Языковый вопрос

Владимир Сурнин
В новой (русской) школе мне пришлось изучать украинский язык. Его преподавали наравне с русским, что ставило меня в неравные условия по сравнению с одноклассниками. Ведь они, в отличие от меня, изучали украинский с начальной школы. Но дело даже не в этом. Наша классная опасалась, что я из-за украинского не вытяну на отличника, и предложила моей матери решить этот вопрос кардинально.  Как сына офицера, меня могли от изучения  украинского просто освободить. Вполне на законных основаниях. Такое послабление касалось в то время всех детей военных, которые в силу объективных причин часто меняли школу, переезжали из одной союзной республики в другую. Или приезжали из-за границы, как я. Но мать писать соответствующее заявление отказалась. Её аргументация была такой. Поскольку мы живём в Украине, знать украинский язык необходимо. В дальнейшем он может мне пригодиться.Что на самом деле и произошло. В этом случае мама снова продемонстрировала присущий ей дар предвидения. Сыграли свою роль и личные симпатии мамы к украинскому языку. В школе украинский ей давался легче, чем русский. И когда она получала паспорт, на вопрос – кем её записать по национальности: русской или украинкой? –  ответила: «Украинкой». Хотя с рождения говорила и думала по-русски.
Передо мной такая дилемма не стояла. С детства я слышал украинскую речь, но при этом всегда отстаивал свою русскую идентичность. Мама рассказывала мне такую историю. Когда мы ещё жили в Коломые, на базаре знакомые тётки меня, карапуза, частенько подначивали: «Хлопчик, как тебя зовут?». На что я сердито и неизменно отвечал: «Я не хлопчик, я мальчик». В ответ раздвался дружный смех. Теперь украинский язык вернулся ко мне в виде учебного предмета.
К удивлению многих, «мова» не стала для меня камнем преткновения.
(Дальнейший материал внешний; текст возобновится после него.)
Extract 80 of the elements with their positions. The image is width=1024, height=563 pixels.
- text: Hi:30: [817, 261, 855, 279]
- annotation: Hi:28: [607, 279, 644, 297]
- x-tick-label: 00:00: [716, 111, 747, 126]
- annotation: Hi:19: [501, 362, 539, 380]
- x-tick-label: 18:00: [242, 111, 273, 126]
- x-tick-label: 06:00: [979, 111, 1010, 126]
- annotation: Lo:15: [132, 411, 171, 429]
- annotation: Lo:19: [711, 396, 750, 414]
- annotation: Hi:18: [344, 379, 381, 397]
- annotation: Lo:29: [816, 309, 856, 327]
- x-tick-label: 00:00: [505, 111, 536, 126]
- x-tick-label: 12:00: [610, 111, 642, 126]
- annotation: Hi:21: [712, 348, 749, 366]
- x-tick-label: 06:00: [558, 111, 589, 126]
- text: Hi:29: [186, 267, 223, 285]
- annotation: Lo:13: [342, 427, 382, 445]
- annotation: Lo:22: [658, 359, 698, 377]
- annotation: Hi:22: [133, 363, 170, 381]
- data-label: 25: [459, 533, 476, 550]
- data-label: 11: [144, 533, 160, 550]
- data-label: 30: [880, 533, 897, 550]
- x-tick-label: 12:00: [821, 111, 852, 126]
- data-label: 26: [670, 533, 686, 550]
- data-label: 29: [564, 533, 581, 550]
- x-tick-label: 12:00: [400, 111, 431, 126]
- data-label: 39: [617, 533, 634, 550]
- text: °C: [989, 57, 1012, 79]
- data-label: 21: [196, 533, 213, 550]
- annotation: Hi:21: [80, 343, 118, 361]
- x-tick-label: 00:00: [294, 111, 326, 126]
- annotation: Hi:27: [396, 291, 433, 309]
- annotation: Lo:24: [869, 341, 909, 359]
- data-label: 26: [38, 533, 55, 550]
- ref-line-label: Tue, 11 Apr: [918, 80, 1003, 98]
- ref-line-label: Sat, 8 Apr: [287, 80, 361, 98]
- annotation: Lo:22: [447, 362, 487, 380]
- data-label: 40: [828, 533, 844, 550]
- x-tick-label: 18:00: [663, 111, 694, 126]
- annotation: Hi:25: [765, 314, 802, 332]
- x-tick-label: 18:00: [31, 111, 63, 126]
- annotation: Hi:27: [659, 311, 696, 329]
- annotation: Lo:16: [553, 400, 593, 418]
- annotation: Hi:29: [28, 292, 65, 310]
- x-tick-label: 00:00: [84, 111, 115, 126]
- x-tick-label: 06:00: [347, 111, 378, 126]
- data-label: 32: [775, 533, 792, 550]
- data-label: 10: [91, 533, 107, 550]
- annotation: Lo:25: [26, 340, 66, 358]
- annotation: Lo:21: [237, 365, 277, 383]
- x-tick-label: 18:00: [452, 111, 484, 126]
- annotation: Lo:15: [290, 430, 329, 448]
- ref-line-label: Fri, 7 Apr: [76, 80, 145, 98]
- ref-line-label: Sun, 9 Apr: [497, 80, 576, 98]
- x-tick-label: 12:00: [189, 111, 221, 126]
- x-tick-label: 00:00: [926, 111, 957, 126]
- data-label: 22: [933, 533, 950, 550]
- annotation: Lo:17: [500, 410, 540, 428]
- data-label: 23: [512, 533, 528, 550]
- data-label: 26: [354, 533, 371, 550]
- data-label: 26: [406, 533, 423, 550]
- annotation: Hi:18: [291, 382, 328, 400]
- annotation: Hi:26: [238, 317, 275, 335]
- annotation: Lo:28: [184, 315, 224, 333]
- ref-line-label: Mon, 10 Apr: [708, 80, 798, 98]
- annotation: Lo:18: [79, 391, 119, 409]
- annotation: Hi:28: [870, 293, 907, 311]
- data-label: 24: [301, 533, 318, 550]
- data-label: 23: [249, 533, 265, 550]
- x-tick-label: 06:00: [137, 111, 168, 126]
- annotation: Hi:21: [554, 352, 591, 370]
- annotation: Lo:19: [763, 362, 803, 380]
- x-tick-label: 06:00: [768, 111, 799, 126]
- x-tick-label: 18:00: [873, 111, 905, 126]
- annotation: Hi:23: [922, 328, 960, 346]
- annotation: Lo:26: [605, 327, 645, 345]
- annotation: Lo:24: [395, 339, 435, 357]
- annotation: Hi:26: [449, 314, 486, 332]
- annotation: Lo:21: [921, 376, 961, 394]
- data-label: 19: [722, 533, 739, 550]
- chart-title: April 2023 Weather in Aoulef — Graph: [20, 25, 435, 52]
Я очень быстро преуспел и в грамматике, и в литературе. Кажется,  в пятом классе я прочитал книгу В.Яна «Чингиз-хан». Это поразительная по своей мощи книга, одна из лучших на историческую тему. Она настолько захватила моё воображение, что я стал искать её продолжение. И нашёл. Вторая часть трилогии В.Яна называлась «Батый». О его походе на Русь мы знали из учебника истории. Однако ни в книжных магазинах Ужгорода, ни в городских библиотеках этой книги на русском языке не оказалось. Зато она была переведена на украинский и однажды попала в поле моего зрения. Книга была толстой, страниц 600-700. Я её немедленно купил и в один присест «проглотил», совершенно не замечая, что читаю не на русском.
Так же легко я прочитал в оригинале «Энеиду» и «Наталку Полтавку» Ивана Котляревского,  обязательные по программе «творы» таких классиков украинской литературы, как Иван Нечуй-Левицкий, Марко Вовчок, Панас Мирный, Михаил Коцюбинский, Иван Франко, Ольга Кобылянская, Квитко-Основьяненко. Что касается Тараса Шевченко, то он стал одним из моих любимих поэтов. Я приобрёл его «Кобзарь» и многие стихи оттуда выучил наизусть. Для меня стало открытием, что Тарас Шевченко писал и по-русски. Его поэму «Слепая» я даже не заучивал – она сама запоминалась, уже с первых строчек:

Кого, рыдая, призову я
Делить тоску, печаль мою,
В чужом краю кому, тоскуя,
Родную песню пропою?

 У Шевченко много лирических стихотворений. Но в школе его преподносили только как борца с царизмом. После развала Союза вольнодумного Кобзаря стали подавать украинской молодёжи уже как борца с «москалями». Это грубая подмена и передёргивание фактов. Когда я в 1983 году стоял в Каневе у могилы поэта, там звучали совсем другие речи. Будущие украинские националисты – Иван Драч, Дмитрий Павлычко и другие – ещё пели осанну советскому патриотизму и дружбе народов.